Condensers are sized so that they can reject the system heat load under max­imum conditions of air or water temperature. In colder weather, the condensing temperature will fall with that of the cooling medium and this may cause dif­ficulties in correct operation of the plant. In particular, the pressure across the expansion valve (see also Chapter 8) may be too low to circulate the required mass flow of the refrigerant. Under such circumstances, artificial means must be used to keep the head pressure up, always remembering that the condensing pressure should be kept as low as practical for power economy.

Various systems are used:

1. Air-cooled condensers having two or more fans (Figure 6.3) may have a pressure switch or thermostatic control to stop the fans one by one as mentioned in Section 6.3. This method is simple, cheap, and effective.

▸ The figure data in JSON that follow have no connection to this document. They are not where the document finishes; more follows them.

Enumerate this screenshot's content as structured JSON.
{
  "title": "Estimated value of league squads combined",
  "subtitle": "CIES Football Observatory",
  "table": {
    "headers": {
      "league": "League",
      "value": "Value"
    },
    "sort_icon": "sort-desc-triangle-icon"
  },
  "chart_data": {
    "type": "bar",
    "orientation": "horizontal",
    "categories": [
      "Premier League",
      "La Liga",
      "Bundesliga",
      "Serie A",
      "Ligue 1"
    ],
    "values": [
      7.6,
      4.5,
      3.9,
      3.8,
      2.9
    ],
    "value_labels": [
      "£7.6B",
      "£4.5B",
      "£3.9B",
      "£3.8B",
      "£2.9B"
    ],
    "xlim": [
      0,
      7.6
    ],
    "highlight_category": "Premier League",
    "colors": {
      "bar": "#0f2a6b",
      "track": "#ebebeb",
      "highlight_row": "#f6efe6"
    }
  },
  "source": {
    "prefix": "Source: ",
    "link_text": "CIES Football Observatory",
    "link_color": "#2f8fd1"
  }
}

2. The fans on such condensers may be fitted with two-speed motors or other speed control. It should be borne in mind that, if one fan of a pair stops, the noise level will fall by 3 dB, but if both fans drop to half speed, the noise drops by 15 dB. This method is of special use in residential areas where the greater noise level will be tolerated in the daytime when condensing air is warmest, but a lower fan speed can be used at night.

3. Evaporative condensers and water cooling towers with two or more fans on separate drive may be controlled in the same way. If a single motor drives several fans on one shaft, speed control or dampers will be required. Evaporative condensers and cooling towers should be fitted with antifreeze thermostats which will stop all fans before the water reaches freezing point.

4. Cooling air flow can be restricted by blanking flaps, baffles or winter enclosures, providing that, if not automatic, the operating staff are aware of their presence and will restore the air flow when the weather turns warm again.

5. Water flow may be restricted by throttling valves. One such device is operated directly by head pressure, but electric or pneumatic throttling or flow diversion valves can be applied for the purpose (see Chapter 9).

6. A set pressure bypass valve can be fitted across the condenser, so that hot gas will pass directly to the receiver in cooler weather. This will cause the condenser to partially fill with liquid refrigerant, thus decreasing the heat transfer surface available for condensation. Sufficient refrigerant must be available for this, without starving the rest of the circuit (see Chapter 9).

7. Where a complex system is served by two or more condensers, a complete condenser can be taken off line by a pressure switch.

Apart from such requirements for head pressure control, winter precautions are needed to prevent freezing of the water while the plant is not rejecting heat to it. These commonly take the form of an electric immersion heater in the water tank, together with lagging and possible trace heating of exposed pipes. In some systems, the evaporative condenser itself may be within the build­ing, with air ducts to the outside. In severe climates, external tanks need to be lagged to conserve the heat provided by the immersion heater.